Im Spektrum der Möglichkeiten zum Lückenschluss sind die FRC-Brücken somit als semipermanente Versorgung zu betrachten [Frese, 2020; Wolff et al., 2018]. Sie weisen jedoch Stärken auf, die den Einsatz dieser Versorgungsart in gewissen Fällen vorteilhaft machen und rechtfertigen. Besonders hervorzuheben ist hier das „Dynamic Treatment Concept“, das ein defensives Vorgehen und den maximalen Schutz der Zahnhartsubstanz vor allem bei Kindern und jungen Erwachsenen beinhaltet, sofern es die okklusalen Verhältnisse zulassen [Vallittu et al., 2017]. Aber auch bei geriatrischen Patienten kann in zeitlich limitierten Situationen und bei reduzierter Belastbarkeit des Patienten eine festsitzende Sofortlösung realisiert werden.
Literaturliste
Freilich MAe (2001): Fiberreinforced composites in clinical dentistry. Quintessence Publishing Co. Chicago.

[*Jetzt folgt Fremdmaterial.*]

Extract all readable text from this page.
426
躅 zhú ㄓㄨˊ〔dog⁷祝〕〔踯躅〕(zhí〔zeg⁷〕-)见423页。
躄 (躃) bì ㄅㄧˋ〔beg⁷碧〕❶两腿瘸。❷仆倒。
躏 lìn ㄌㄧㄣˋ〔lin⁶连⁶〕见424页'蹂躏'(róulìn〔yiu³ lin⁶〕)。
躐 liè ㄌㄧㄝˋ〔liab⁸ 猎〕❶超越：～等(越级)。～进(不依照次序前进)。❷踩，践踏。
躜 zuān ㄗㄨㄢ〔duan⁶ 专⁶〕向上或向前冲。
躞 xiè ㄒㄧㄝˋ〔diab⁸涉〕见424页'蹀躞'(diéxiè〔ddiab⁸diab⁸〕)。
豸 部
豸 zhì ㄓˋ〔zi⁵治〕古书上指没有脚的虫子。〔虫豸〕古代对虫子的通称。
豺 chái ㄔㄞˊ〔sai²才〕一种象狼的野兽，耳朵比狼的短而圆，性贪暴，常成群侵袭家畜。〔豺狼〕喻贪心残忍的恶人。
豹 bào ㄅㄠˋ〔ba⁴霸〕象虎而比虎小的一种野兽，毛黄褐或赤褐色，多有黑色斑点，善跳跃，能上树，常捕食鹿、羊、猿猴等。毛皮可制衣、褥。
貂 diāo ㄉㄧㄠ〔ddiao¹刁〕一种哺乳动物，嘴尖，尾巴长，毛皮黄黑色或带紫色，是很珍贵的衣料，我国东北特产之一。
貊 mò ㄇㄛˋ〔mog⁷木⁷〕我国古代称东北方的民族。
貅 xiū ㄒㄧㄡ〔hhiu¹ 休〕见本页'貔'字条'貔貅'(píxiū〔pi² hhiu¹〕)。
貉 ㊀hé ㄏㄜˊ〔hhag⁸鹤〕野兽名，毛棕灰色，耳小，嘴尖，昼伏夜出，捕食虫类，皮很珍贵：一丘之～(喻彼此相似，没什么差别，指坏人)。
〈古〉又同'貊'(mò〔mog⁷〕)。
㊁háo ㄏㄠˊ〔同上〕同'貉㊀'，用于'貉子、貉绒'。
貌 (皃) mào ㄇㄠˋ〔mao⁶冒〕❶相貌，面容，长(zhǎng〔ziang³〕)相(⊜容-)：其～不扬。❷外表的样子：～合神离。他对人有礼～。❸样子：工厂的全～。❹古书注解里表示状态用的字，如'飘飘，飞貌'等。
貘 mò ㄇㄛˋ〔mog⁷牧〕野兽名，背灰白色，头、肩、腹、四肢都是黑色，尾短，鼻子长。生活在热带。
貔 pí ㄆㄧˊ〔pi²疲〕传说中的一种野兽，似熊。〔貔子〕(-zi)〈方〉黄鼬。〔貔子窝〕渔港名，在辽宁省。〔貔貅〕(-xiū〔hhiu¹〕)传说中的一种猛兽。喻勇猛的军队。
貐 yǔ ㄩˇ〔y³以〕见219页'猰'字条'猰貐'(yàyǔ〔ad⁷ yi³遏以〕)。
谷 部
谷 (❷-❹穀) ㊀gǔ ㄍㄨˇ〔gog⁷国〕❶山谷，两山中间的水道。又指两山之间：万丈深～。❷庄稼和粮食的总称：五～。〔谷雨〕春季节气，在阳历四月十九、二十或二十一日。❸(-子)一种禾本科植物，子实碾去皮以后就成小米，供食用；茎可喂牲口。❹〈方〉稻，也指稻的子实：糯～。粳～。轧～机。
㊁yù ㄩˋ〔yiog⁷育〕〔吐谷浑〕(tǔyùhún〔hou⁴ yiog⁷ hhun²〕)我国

Frese C (2020): Glasfaserverstärkte Restaurationen. Zahnärztl Mitt 110(88):48–56.
Proctor BA (1976): Composite Material I: Fibre Reinforced Composite Materials An Introductory Review. Pilkington Research and Development Laboratories, Lathom, Ormskirk, Lancashire:63–75.
Smith DC (1962): Recent developments and prospects in dental polymers J Prosthet Dent 12(1066–1078.
Staehle HJ (2019): Lowtech Dentistry – Bewährte und neue frugale Interventionen in der Zahnmedizin. Zahnärztl Mitt 109(10):1081–1096.
Vallittu PK, Shinya A, Baraba A, Kerr I, Keulemans F, Kreulen C et al. (2017): Fiber-reinforced composites in fixed prosthodontics-Quo vadis? Dent Mater 33(8):877–879.
Wolff D, Wohlrab T, Saure D, Krisam J, Frese C (2018): Fiber-reinforced composite fixed dental prostheses: A 4-year prospective clinical trial evaluating survival, quality, and effects on surrounding periodontal tissues. J Prosthet Dent 119(1):47–52.